The London Stock Exchange (LSE) emerged a winner despite tough market conditions, to accomplish its quarterly growth forecasts with acquisitions and expansion into information and technology sectors boosted its revenues.
The British exchange reported on Wednesday that its revenues in the three months to the end of June rose 10% year-on-year to £209.5 million, roughly in line with a forecast for £210.3 million, despite weak trading in its core capital markets business.
Amidst concerns over the weakness of the initial public offering market, LSE Group shares fell 1.8% to 994 points, but analysts have noted that the shares have leapt 25% since the start of the year, owing to the group’s diversification strategy.
The boost in revenues was mainly attributed to the inclusion of an estimated £35million from the FTSE index business, which the group bought from Pearson in December 2011. Revenue from information services business, and development of trading technology platforms in equity and fixed income, helped offset the 15% fall in capital market revenues.
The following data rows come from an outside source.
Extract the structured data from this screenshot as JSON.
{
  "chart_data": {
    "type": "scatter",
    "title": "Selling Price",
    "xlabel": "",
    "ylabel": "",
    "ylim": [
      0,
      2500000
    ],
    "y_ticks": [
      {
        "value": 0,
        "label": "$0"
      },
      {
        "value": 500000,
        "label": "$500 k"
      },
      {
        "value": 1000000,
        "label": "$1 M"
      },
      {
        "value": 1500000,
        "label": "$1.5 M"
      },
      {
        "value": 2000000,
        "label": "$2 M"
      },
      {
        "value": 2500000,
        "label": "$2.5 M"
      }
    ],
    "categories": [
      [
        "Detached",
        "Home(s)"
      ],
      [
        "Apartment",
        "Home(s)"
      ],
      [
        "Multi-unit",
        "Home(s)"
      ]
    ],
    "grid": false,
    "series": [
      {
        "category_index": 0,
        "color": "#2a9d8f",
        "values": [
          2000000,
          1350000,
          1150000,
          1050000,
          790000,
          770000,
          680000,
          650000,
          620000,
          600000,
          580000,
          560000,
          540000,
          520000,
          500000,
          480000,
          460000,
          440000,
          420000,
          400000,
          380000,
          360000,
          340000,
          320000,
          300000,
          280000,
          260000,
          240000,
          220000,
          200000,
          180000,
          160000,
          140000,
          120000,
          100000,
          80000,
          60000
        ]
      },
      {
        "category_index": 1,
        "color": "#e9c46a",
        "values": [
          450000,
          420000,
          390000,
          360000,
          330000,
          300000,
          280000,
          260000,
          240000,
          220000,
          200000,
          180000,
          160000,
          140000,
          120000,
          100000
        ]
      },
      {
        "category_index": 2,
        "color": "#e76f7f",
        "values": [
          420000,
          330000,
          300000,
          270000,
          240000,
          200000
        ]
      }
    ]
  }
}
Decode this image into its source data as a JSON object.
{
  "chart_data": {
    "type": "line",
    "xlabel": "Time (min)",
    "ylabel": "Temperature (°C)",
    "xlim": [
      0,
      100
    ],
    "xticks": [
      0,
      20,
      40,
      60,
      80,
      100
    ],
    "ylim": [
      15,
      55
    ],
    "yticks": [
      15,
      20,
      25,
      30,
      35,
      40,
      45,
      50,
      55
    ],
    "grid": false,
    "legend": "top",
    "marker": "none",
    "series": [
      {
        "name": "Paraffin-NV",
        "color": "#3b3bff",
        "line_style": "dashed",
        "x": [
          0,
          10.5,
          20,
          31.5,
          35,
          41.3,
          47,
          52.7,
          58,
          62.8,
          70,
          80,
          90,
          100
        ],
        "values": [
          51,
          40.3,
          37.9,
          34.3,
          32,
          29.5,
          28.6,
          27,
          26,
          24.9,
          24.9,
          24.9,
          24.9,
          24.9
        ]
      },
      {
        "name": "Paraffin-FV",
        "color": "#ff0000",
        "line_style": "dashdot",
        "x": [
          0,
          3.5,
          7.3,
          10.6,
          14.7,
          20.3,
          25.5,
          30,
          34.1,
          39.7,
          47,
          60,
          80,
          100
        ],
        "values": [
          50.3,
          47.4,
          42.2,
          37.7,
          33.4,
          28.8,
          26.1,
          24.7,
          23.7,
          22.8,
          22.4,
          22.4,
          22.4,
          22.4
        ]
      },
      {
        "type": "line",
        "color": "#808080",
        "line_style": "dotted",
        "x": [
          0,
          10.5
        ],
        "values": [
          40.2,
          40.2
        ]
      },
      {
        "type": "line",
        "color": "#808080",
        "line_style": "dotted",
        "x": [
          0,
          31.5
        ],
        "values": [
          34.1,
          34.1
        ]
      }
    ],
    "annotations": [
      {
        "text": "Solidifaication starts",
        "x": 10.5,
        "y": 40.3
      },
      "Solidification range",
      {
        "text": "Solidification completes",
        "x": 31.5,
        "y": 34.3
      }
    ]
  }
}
The fall was caused by low initial public offering activity and weak secondary trading volumes amidst turbulent market conditions.
Xavier Rolet, chief executive of LSE Group, said the overall performance “reflects our broad suite of products and services and the increased diversification of the group.” Investors and strategists supported Rolet’s interpretation of the numbers, generally focusing on the upbeat performance in information services and the resilience of its post-trade business, rather than worrying about the dip in capital market revenues.